Should members receive, or uncover, evidence of the possibility of fraud or corruption, they should promptly report the matter to the appropriate person identified in their organisations’ established reporting procedures.
The consequences of a failure to report allegations of fraud and corruption promptly can be serious, and may affect the chances of a successful investigation.
Also, those who perpetrate fraud and corruption will feel less likely to be apprehended if they become aware of a reluctance to act when such abuses are uncovered.
In the absence of such procedures, the appropriate person would, for example, include a line manager, the head of internal audit or the director of finance.
If there is any doubt as to whom allegations should be reported, the organisation’s external auditor should be in a position to advise.
Allegations should be reported confidentially. Confidentiality is important not only to protect the innocent but also to ensure that an opportunity is not offered to cover up fraudulent activity or to destroy potential evidence of such activity.
Members should not attempt to investigate such matters unless they have received specific training and have the authority within the organisation to conduct such investigations.
It is essential that fraud and corruption investigations are dealt with only by trained staff, to ensure that nothing is done that may hamper any subsequent criminal or civil proceedings.
Getting information is usually hampered by the senior management especially when they are involved in corruption and fraud.
More developed countries have laws to protect whistleblowers and this is usually the best source of information to fight fraud and corruption.
All in all, the do’s and don’ts vis-à-vis fraud and corruption are:
Do raise the matter.
The sooner the problem is raised and looked into, the sooner any wrongdoing can be stopped and the sooner you and others can be reassured things are in order.
Do pass on any reasonable suspicion to someone in authority.
This is usually your manager or the internal audit service. Alternatively, you could contact the director of finance or the monitoring officer, such as anti-money laundering officer.

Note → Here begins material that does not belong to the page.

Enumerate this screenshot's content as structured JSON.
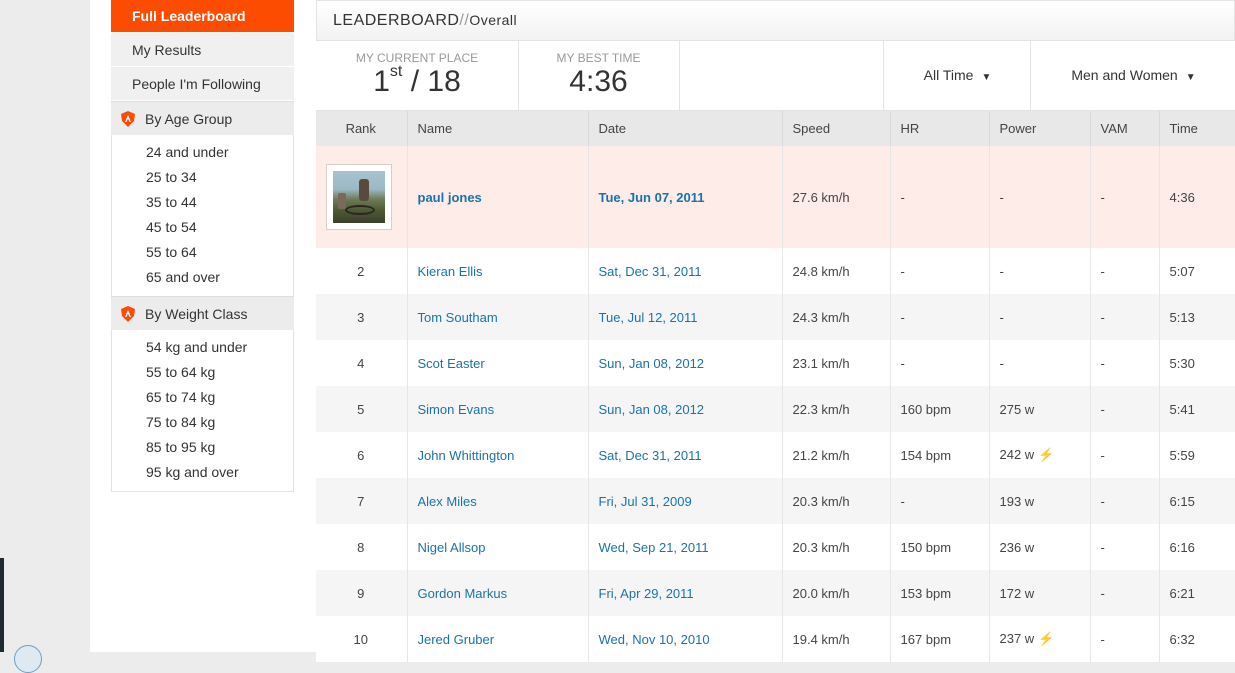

Do remember key details. If possible, make a note of key details, such as what caused your suspicion, when things happened and who was involved.
Don’t turn a blind eye. If you are worried that some wrongdoing is happening at work, please don’t keep it to yourself. Being wise after the event helps nobody.
Don’t investigate the matter.
You may make matters worse if you do. It’s your job to raise the concern, not to prove it.
Don’t report your suspicions to someone who does not have proper authority.
There are special rules surrounding the gathering of evidence for use particularly in criminal cases.
Attempts to gather evidence by people who are unfamiliar with these rules can inadvertently destroy the case;
Don’t delay. As you won’t be asked to prove your concern, raise it when it’s a concern. Don’t wait for proof.